Advogados defendem tese que valida prazo de carência em contratos do Minha Casa, Minha Vida
A venda de imóveis na planta pelo programa Minha Casa, Minha Vida exige das incorporadoras um equilíbrio sensível entre a burocracia e o cronograma de obras.
Na modalidade de crédito associativo, a Caixa Econômica Federal só libera os recursos após a construtora atingir um grupo mínimo de compradores, geralmente 80% das unidades. A linha entre esse planejamento estratégico e o atraso abusivo ganhou um novo capítulo no Judiciário paulista, trazendo segurança jurídica para o setor.
Os advogados Rodrigo Tambuque e Erich Zager do Azevedo Sette Advogados, conseguiram uma decisão favorável que valida o uso do prazo de carência legal de até 180 dias para a formação dessa demanda.
A tese é amparada no artigo 34 da Lei nº 4.591/1964 (Lei de Incorporações). Muitos tribunais vinham aplicando de forma rigorosa o Tema 996 do Superior Tribunal de Justiça (STJ), que proíbe cláusulas de entrega incertas ou vinculadas genericamente à assinatura do financiamento.

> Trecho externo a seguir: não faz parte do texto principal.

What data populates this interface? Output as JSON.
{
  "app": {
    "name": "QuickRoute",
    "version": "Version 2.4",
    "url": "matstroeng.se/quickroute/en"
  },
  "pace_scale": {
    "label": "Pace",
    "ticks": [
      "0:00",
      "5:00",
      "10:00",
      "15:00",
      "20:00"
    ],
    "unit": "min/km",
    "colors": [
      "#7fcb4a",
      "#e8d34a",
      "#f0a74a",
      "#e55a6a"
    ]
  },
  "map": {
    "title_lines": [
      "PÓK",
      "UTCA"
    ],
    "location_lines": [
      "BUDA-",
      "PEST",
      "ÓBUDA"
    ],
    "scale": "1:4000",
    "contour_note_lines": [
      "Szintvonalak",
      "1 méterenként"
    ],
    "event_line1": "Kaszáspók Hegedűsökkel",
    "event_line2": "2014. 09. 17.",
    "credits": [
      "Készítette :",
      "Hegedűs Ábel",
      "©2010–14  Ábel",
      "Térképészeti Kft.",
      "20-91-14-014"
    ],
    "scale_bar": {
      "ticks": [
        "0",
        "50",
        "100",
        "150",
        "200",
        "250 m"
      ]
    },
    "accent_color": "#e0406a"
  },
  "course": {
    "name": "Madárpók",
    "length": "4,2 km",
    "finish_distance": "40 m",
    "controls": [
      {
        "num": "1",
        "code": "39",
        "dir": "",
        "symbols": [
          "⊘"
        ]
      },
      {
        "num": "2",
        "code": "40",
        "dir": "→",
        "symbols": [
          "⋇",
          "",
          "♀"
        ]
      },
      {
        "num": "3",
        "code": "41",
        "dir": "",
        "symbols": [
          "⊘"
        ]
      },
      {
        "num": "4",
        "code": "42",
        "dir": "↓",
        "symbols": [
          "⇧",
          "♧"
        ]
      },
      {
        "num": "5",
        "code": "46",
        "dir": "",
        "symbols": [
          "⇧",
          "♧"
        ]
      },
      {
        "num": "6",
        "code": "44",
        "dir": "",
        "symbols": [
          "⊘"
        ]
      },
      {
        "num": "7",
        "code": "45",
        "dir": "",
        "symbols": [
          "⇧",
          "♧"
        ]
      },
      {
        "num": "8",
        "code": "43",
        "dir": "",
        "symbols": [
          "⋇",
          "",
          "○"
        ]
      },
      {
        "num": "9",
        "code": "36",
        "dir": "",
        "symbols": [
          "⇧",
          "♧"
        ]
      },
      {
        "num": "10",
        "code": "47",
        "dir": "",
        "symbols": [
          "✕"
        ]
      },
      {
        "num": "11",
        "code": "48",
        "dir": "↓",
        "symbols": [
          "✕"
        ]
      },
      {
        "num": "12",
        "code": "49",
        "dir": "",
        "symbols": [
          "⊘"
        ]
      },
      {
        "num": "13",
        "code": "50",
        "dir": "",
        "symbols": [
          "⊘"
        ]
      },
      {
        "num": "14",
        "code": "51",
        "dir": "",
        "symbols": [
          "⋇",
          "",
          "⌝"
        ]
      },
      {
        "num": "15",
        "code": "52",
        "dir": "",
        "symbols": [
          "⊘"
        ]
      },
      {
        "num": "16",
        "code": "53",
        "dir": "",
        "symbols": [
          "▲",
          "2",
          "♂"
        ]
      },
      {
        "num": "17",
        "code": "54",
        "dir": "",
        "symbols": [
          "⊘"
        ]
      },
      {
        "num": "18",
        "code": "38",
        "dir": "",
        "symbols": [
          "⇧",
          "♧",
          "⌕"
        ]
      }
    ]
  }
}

Contudo, os especialistas demonstraram que o prazo de carência, quando inserido no contrato de forma clara e com contrapartida ao comprador, caso a demanda não seja formada, não se confunde com abuso. Trata-se de uma ferramenta de gestão de risco que dá total transparência ao consumidor sobre quando o cronograma de obras começará a contar. Isso garante que a construção só inicie com a verba integral assegurada, protegendo o comprador de empreendimentos inviáveis e que acabam sendo paralisados por falta de recursos.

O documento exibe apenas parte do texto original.